Coastkeeper says Water Authority’s misguided long-term strategy gets a pass despite elevated need for conservation, water recycling
SAN DIEGO, July 31, 2015 – Yesterday, the Superior Court of the State of California ruled against San Diego Coastkeeper in its lawsuit against the San Diego County Water Authority for failing to account for the environmental impacts of water supply sources in its most recent plan.
Coastkeeper says the decision allows the Water Authority to continue business as usual, by and large not accounting for the energy, and the associated greenhouse gas emissions, that is required to move and treat the region’s water supplies in plans that define our water supply options for the next 20 years. Coastkeeper says that this plan and its impact on climate change will greatly affect the health and economic success of San Diego County because it will continue to exacerbate sea level rise and drought.
“The Water Authority’s continued dedication to a ‘Supply from the West’ approach to the region’s water supply not only discounts the true cost of our region’s water, but contributes to the climate change that compels us to search for new supply options,” said Coastkeeper Executive Director Megan Baehrens. “San Diego Coastkeeper will remain vigilant in its role as a watchdog for the region’s water supply and continue to strongly advocate for common sense solutions like conservation and recycling. These options can greatly improve our water supply health today and in the future.”
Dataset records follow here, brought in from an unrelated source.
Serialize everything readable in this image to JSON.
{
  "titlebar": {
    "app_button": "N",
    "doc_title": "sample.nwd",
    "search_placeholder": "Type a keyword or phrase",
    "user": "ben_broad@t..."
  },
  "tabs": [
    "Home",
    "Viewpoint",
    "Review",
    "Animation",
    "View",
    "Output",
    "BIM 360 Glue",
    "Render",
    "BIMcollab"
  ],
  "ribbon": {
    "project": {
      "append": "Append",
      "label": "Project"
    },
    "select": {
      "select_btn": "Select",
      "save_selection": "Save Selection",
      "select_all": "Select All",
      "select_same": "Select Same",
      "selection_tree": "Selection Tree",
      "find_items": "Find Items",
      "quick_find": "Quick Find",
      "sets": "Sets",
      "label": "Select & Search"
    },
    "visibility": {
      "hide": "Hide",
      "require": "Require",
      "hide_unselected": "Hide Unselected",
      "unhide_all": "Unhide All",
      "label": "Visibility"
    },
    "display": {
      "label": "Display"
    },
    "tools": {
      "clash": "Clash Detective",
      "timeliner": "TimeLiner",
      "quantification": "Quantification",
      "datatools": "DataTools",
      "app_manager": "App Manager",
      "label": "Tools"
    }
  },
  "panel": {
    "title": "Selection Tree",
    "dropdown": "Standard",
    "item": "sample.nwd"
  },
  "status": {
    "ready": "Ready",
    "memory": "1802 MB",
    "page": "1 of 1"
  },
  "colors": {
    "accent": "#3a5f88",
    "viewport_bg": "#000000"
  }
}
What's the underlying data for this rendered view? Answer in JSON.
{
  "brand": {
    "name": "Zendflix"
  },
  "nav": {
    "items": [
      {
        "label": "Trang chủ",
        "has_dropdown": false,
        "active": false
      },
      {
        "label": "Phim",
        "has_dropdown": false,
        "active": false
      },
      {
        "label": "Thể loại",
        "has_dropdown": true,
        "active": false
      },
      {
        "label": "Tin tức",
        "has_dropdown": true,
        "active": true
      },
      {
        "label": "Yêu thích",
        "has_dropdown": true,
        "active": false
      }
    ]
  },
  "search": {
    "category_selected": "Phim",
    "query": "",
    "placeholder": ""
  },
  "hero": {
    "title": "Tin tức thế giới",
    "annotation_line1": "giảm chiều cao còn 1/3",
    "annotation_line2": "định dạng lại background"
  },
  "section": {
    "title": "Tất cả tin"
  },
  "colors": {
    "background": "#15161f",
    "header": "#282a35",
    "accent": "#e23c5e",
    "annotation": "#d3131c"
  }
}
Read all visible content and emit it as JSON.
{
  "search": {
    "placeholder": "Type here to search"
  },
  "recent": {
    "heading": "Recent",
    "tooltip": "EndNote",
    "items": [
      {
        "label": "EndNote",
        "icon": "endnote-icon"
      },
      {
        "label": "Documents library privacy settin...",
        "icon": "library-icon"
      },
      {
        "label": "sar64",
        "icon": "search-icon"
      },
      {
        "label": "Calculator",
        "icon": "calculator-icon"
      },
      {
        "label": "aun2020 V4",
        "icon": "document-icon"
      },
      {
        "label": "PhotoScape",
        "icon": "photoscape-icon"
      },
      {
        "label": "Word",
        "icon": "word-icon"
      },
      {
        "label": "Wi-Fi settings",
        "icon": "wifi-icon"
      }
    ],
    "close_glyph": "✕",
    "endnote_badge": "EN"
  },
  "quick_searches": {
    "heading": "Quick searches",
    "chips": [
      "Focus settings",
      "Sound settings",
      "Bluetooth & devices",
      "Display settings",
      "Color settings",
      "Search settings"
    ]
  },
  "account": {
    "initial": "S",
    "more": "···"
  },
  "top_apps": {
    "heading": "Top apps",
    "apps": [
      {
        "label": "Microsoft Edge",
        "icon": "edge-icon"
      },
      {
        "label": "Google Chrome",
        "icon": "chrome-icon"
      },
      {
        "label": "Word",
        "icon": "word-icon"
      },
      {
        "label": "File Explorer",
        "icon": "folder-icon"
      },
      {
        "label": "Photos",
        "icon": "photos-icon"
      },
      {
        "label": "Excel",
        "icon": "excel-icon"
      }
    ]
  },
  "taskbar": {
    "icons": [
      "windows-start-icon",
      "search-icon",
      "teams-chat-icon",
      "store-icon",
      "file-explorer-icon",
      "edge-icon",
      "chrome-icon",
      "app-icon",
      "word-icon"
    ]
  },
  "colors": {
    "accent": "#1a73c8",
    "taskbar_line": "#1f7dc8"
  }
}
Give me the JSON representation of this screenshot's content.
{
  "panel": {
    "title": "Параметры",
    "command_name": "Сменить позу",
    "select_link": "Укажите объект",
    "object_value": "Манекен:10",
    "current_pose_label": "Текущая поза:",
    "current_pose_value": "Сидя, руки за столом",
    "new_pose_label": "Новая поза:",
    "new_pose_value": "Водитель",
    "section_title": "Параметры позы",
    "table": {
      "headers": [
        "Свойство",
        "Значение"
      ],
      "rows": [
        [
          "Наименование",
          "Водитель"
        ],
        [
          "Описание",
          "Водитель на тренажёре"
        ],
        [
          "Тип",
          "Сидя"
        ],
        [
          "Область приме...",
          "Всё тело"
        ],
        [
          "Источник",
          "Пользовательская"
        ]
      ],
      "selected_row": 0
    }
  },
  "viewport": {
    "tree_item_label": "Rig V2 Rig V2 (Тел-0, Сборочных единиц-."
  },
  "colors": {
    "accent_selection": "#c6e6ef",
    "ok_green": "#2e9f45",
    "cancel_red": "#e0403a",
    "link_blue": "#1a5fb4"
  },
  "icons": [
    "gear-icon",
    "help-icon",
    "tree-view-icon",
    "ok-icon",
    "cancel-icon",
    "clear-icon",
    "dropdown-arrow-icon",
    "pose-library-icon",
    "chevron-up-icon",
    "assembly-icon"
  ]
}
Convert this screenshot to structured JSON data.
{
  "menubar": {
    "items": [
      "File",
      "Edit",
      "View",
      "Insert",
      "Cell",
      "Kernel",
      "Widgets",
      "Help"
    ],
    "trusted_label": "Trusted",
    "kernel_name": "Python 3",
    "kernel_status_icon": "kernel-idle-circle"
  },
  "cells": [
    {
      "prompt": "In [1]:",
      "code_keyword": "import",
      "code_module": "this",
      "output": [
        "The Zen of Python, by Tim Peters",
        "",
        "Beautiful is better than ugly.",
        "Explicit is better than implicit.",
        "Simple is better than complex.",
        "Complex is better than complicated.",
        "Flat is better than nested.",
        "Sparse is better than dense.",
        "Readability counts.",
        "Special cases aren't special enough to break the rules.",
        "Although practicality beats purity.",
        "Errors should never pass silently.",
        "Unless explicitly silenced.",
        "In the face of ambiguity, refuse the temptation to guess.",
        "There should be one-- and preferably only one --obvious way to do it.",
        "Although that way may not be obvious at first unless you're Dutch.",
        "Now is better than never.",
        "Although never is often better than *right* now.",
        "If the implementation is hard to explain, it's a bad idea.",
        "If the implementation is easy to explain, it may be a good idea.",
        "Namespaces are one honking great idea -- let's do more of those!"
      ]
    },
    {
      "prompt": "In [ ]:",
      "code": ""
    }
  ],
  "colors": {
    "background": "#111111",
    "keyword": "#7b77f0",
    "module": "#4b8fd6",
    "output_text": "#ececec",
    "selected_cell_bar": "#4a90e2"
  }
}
In particular, says Coastkeeper, this comes on the heels of yesterday’s news from the California State Water Resources Control Board announcing a suite of enforcement actions against water agencies that failed to meet the Governor’s emergency mandate to reduce water use by 25 percent.
“We’re disappointed in this decision that allows the Water Authority to prioritize costly, environmentally-damaging water supply options over efficient sources like conservation and water recycling,” said Everett DeLano, the attorney representing San Diego Coastkeeper. “And, as if to underscore the need for foresight in water supply planning, this ruling was issued on the same day that our state announced enforcement actions to ensure agencies and cities aggressively pursue conservation in the face of a continued extreme drought.”
Coastkeeper filed suit under the California Environmental Quality Act (CEQA), a state law that requires the agency to identify and address environmental impacts of its actions. The lawsuit sought to hold the Water Authority accountable for legal requirements addressing the greenhouse gas emissions resulting from its water supply plan.
The water supply plan, officially called the Regional Water Facilities Optimization and Master Plan Update, explores the region’s needs for and options to address water supply, and sets precedent for related decisions through 2035. On March 27, the Water Authority approved this plan and its accompanying Supplemental Program Environmental Impact Report and Climate Action Plan. Coastkeeper had been part of the planning process since early 2013 and repeatedly called on the Water Authority to prioritize and incentivize conservation—our region’s most readily available and cost-effective source of new water—and recycling and to implement an appropriate greenhouse gas reduction plan. The Water Authority declined to incorporate this public feedback.